Stellantis shares tons of parts and software. Peugeot 2008 and Opel Mokka is essentially the same car. They share the same shifter, electronics and software stack sans the skin applied to displays and LCD geometry. Even 3008 has the same hardware with the same software. Heck, even the "lane hold" button is exactly the same one in all three cars. Same for parking brake switch, down to the blinking pattern of indicator LED. I bet all three use the same 8 gear auto gearbox, with different ratio sets, too.

After Fiat bought Chrysler, they started to use the same steering wheel in Dodge Charger and Fiat Tipo. Newer Fiats come with Mopar brakes and fluid subsystems (steering, cooling, etc.)

Key fobs are even funnier. In practice, every company uses the same key fob. A Lamborghini has the same fob with a VW Polo, sans the logo. Same for Stellantis group cars.

When you start to notice "chassis sharing" in commercial market vehicles, it stops being funny and starts to become ridiculous.



> Key fobs are even funnier

On Aston Martin key fobs, when the rubber coating wore off, it literally had the Volvo logo underneath.

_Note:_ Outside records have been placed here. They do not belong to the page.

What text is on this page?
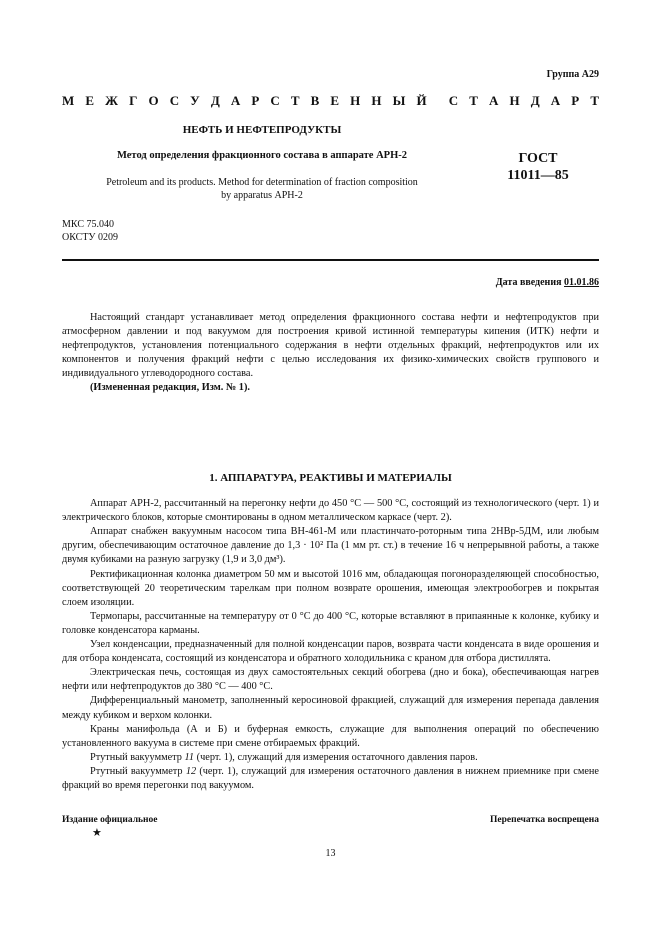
Группа А29
М Е Ж Г О С У Д А Р С Т В Е Н Н Ы Й С Т А Н Д А Р Т
НЕФТЬ И НЕФТЕПРОДУКТЫ
Метод определения фракционного состава в аппарате АРН-2
Petroleum and its products. Method for determination of fraction composition
by apparatus АРН-2
ГОСТ
11011—85
МКС 75.040
ОКСТУ 0209
Дата введения 01.01.86

Настоящий стандарт устанавливает метод определения фракционного состава нефти и нефтепродуктов при атмосферном давлении и под вакуумом для построения кривой истинной температуры кипения (ИТК) нефти и нефтепродуктов, установления потенциального содержания в нефти отдельных фракций, нефтепродуктов или их компонентов и получения фракций нефти с целью исследования их физико-химических свойств группового и индивидуального углеводородного состава.

(Измененная редакция, Изм. № 1).

1. АППАРАТУРА, РЕАКТИВЫ И МАТЕРИАЛЫ

Аппарат АРН-2, рассчитанный на перегонку нефти до 450 °С — 500 °С, состоящий из технологического (черт. 1) и электрического блоков, которые смонтированы в одном металлическом каркасе (черт. 2).

Аппарат снабжен вакуумным насосом типа ВН-461-М или пластинчато-роторным типа 2НВр-5ДМ, или любым другим, обеспечивающим остаточное давление до 1,3 · 10² Па (1 мм рт. ст.) в течение 16 ч непрерывной работы, а также двумя кубиками на разную загрузку (1,9 и 3,0 дм³).

Ректификационная колонка диаметром 50 мм и высотой 1016 мм, обладающая погоноразделяющей способностью, соответствующей 20 теоретическим тарелкам при полном возврате орошения, имеющая электрообогрев и покрытая слоем изоляции.

Термопары, рассчитанные на температуру от 0 °С до 400 °С, которые вставляют в припаянные к колонке, кубику и головке конденсатора карманы.

Узел конденсации, предназначенный для полной конденсации паров, возврата части конденсата в виде орошения и для отбора конденсата, состоящий из конденсатора и обратного холодильника с краном для отбора дистиллята.

Электрическая печь, состоящая из двух самостоятельных секций обогрева (дно и бока), обеспечивающая нагрев нефти или нефтепродуктов до 380 °С — 400 °С.

Дифференциальный манометр, заполненный керосиновой фракцией, служащий для измерения перепада давления между кубиком и верхом колонки.

Краны манифольда (А и Б) и буферная емкость, служащие для выполнения операций по обеспечению установленного вакуума в системе при смене отбираемых фракций.

Ртутный вакуумметр 11 (черт. 1), служащий для измерения остаточного давления паров.

Ртутный вакуумметр 12 (черт. 1), служащий для измерения остаточного давления в нижнем приемнике при смене фракций во время перегонки под вакуумом.

Издание официальное
★
Перепечатка воспрещена
13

Ford parts bin.


It also sometimes works out in your favor, especially for VW, since theres Audi and Porsche parts you can just slap on your GTI.


I know a guy who installed TT's magnetic active shocks to a Golf and got terrific results.

However, I'd rather have a boring car which I don't need to constantly maintain instead of an exciting one which needs a tune-up every weekend but that's just me.

It's not that I can't. It's rather I won't.